The generalization: a check reads (aggregates, E) from PG in one repeatable-read transaction, waits out the CH visibility horizon, queries CH as of E, and compares. Both sides now describe the same point in the sequence — exact at any throughput, no quiet window, runnable every five minutes like the cheap checks. This converts transactions-balance and position-realized-pnls-balance (and the gate of §3C) outright.

Two refinements ride along:

Incremental accumulators. The full-scan objection (pnl-is-zero-sum) gets worse forever as history grows.
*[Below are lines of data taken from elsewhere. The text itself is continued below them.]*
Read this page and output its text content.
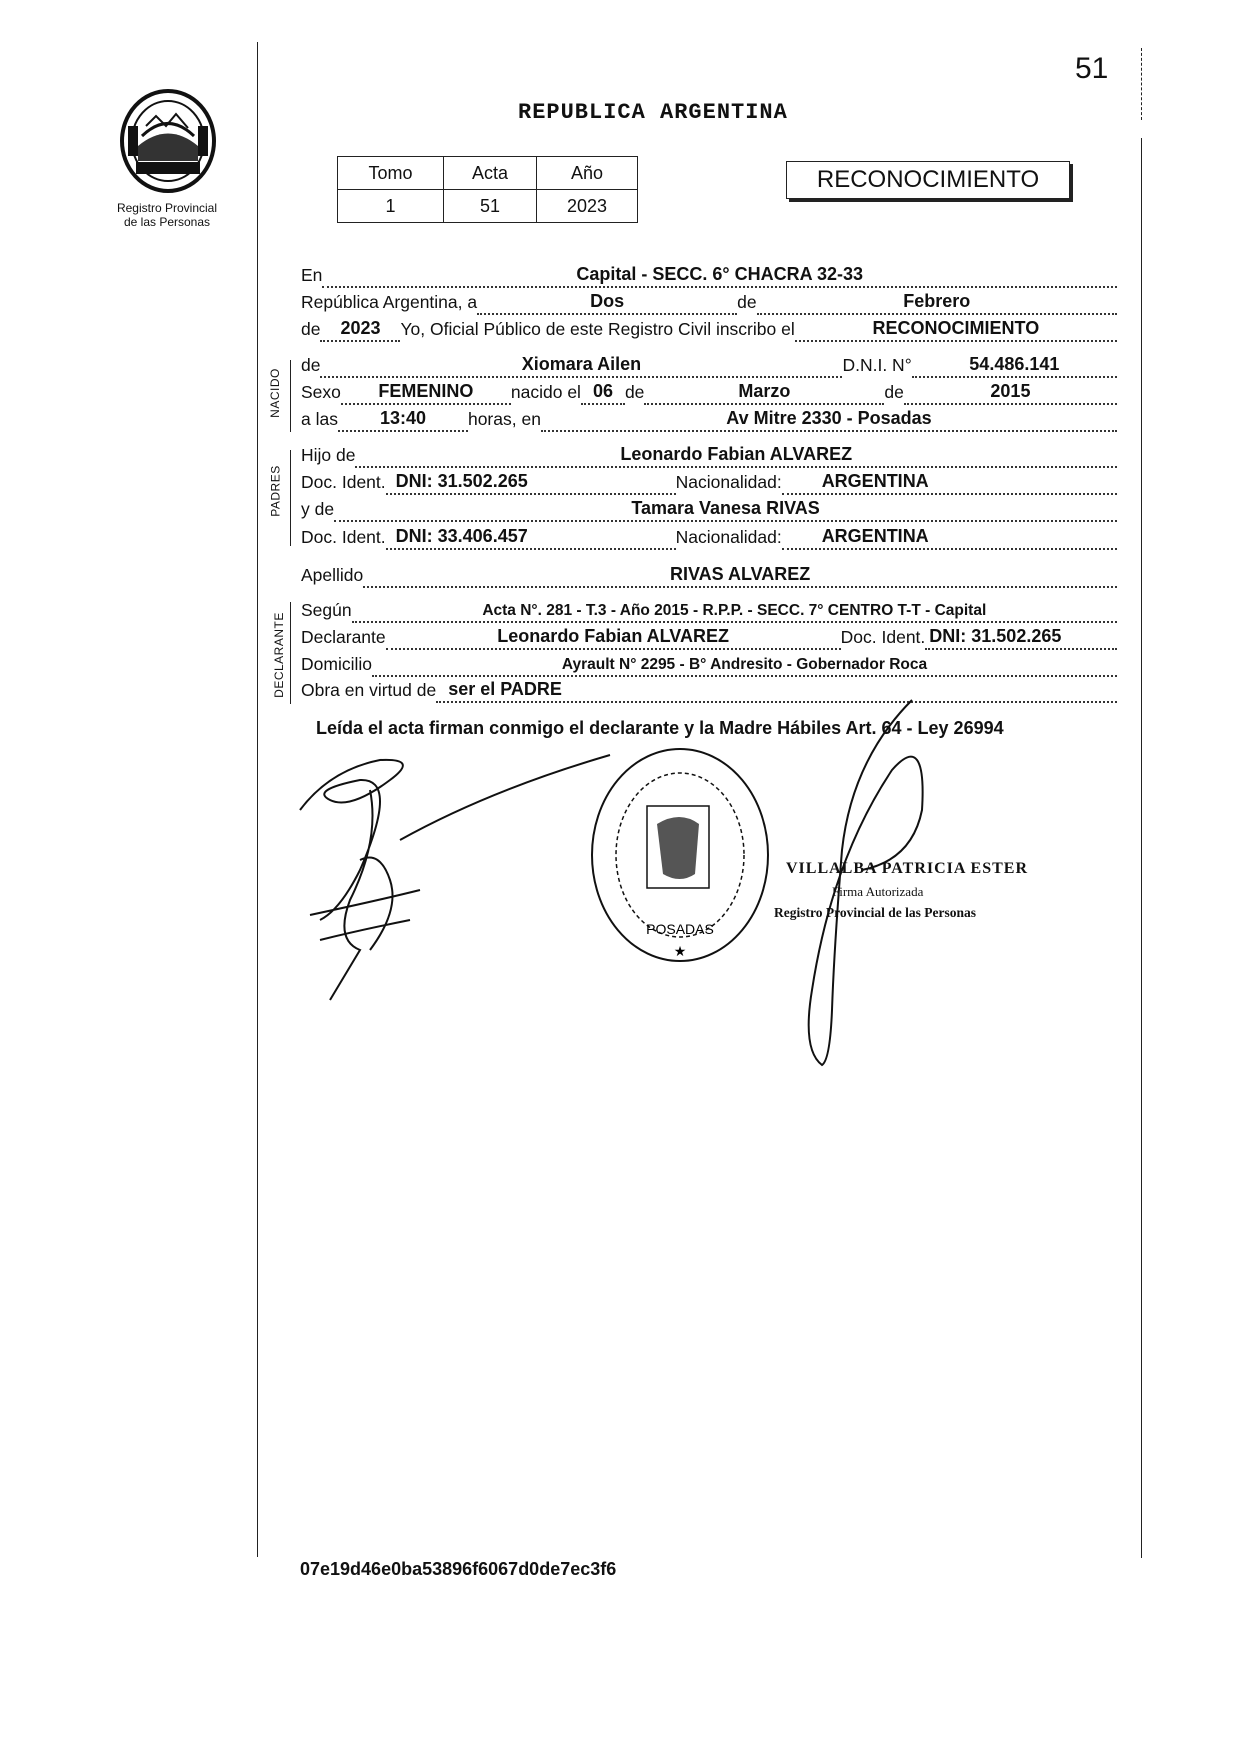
51
REPUBLICA ARGENTINA
Registro Provincial
de las Personas
Tomo	Acta	Año
1	51	2023
RECONOCIMIENTO
NACIDO
PADRES
DECLARANTE
En	Capital - SECC. 6° CHACRA 32-33
República Argentina, a	Dos	de	Febrero
de 2023 Yo, Oficial Público de este Registro Civil inscribo el	RECONOCIMIENTO
de	Xiomara Ailen	D.N.I. N°	54.486.141
Sexo FEMENINO nacido el 06 de	Marzo	de	2015
a las 13:40 horas, en	Av Mitre 2330 - Posadas
Hijo de	Leonardo Fabian ALVAREZ
Doc. Ident. DNI: 31.502.265	Nacionalidad: ARGENTINA
y de	Tamara Vanesa RIVAS
Doc. Ident. DNI: 33.406.457	Nacionalidad: ARGENTINA
Apellido	RIVAS ALVAREZ
Según	Acta N°. 281 - T.3 - Año 2015 - R.P.P. - SECC. 7° CENTRO T-T - Capital
Declarante	Leonardo Fabian ALVAREZ	Doc. Ident. DNI: 31.502.265
Domicilio	Ayrault N° 2295 - B° Andresito - Gobernador Roca
Obra en virtud de ser el PADRE
Leída el acta firman conmigo el declarante y la Madre Hábiles Art. 64 - Ley 26994
POSADAS
★
VILLALBA PATRICIA ESTER
Firma Autorizada
Registro Provincial de las Personas
07e19d46e0ba53896f6067d0de7ec3f6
Have the fold (or a SummingMergeTree materialized view keyed by epoch) maintain running per-type aggregates, so a check is an O(1) read of two accumulator rows at epoch E. Stronger still: assert the per-batch delta invariant in the fold itself (each batch's PnL deltas sum to zero) — the global invariant then holds by induction from one audited base, and the periodic scan becomes a belt-and-suspenders audit rather than the primary tripwire.
External clocks stay windowed — but on the right window. omnibus-balances-square compares against Anchorage, which cannot be pinned to a dropcopy epoch. Its precondition isn't "exchange quiet" — trading doesn't move the omnibus vault — it's "no in-flight custody transfers." Detect that condition (no pending deposits/withdrawals straddling the two reads) instead of inheriting the exchange's downtime schedule, and/or adjust the comparison by the known in-flight set.

Splice tie-in

The §3C go/no-go gate — "shadow equals authoritative over a real window" — is the same primitive: diff two stores as of the same epoch while both are written live. Build epoch-pinned comparison once and it serves both the continuous invariant checks and the cutover gate; the readiness-table rows "automated shadow-vs-prod diff gate" and "quiet-window-free invariant checks" are one work item wearing two hats.

6. Summary

One question — what does two copies running mean? — partitions every service into three classes, and each class gets a procedure that preserves the single invariant that matters: exactly one writer of authority, always. Class A leans on the proxy and clean drain; Class B hides the swap in an idle window; Class C — the services that are the exchange's integrity — stages a verified shadow and splices authority at an agreed point in the sequence. The replayability and idempotency the engines already have is precisely what makes the singleton case tractable. The remaining work is the splice protocol and the verification gate that turns "looks right" into "proven equal" — plus retiring the recon checks' dependence on a quiet exchange (§5), since a world without downtime windows must verify its invariants while moving.

Drafted from the AX codebase as of commit 26203ed. Service classifications and mechanisms cited inline; corrections welcome.